Over the years we have become known for giving fund management groups a hard time, challenging both performance and charges. In our view it’s an industry that tends to put its own interests before those of customers.
M&G has borne the brunt of our frustrations more than most in recent years; it did not appear to pass on economies of scale on its largest funds, charged seemingly excessive ‘administration’ fees to its funds (on top of its management fee) and has struggled with performance at times. All things considered, a poor advert for active fund management.
It was encouraging to see M&G finally reduce some of the administration fees it charges to funds last June (especially since most fund administration is now carried out by investment platforms, for which investors pay separately), along with token charge reductions on its largest funds to pass on some economies of scale. Not perfect by any stretch, but a start.
M&G has now followed this up by announcing reduced annual charges on 45 of its funds from 15 February. For example, the Optimal Income fund will fall from 0.90% to 0.65% and Global Dividend from 0.90% to 0.70%.

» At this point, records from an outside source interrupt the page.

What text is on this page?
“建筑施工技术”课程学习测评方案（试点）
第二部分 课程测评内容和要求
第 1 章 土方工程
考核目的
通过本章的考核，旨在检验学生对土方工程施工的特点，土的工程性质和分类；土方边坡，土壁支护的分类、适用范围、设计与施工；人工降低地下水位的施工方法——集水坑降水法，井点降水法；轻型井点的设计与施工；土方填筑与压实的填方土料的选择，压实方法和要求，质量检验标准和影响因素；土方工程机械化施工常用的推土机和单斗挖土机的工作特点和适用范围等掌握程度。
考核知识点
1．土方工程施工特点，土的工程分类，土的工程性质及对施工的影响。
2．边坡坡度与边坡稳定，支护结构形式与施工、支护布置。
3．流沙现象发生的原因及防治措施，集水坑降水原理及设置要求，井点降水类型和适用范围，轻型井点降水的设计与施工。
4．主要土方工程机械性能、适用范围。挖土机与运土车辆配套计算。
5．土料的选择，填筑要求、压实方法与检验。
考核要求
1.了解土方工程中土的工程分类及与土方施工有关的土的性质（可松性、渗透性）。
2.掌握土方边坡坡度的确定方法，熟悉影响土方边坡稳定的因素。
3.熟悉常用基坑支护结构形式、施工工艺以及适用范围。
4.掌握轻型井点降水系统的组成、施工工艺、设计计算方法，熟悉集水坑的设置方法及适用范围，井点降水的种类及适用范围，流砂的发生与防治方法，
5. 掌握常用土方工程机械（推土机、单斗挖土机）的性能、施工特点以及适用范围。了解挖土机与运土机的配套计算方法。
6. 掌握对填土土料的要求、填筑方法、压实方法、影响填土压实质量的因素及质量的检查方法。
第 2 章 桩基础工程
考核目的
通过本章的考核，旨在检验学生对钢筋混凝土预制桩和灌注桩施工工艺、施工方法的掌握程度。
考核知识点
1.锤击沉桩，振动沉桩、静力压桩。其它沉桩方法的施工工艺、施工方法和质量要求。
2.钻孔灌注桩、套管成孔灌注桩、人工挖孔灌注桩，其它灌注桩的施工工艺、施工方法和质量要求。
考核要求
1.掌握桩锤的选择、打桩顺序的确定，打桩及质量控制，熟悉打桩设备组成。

Being cynical, if M&G fund performance were better this announcement might not have happened.
Nevertheless, it’s a positive move and M&G deserves praise for breaking rank – the first large fund manager to make meaningful widescale reductions across its funds.
Whilst there has been healthy price competition in the world of index-tracking funds, active managers have largely been reticent to join the party, clinging onto their c0.75% annual management charges (with other costs on top).
M&G’s announcement also suggests the FCAs move requiring fund managers to publish annual ‘Value for Money’ reports is starting to have a positive impact.
Let’s hope M&G’s price cuts spur other managers to follow, even those performing well.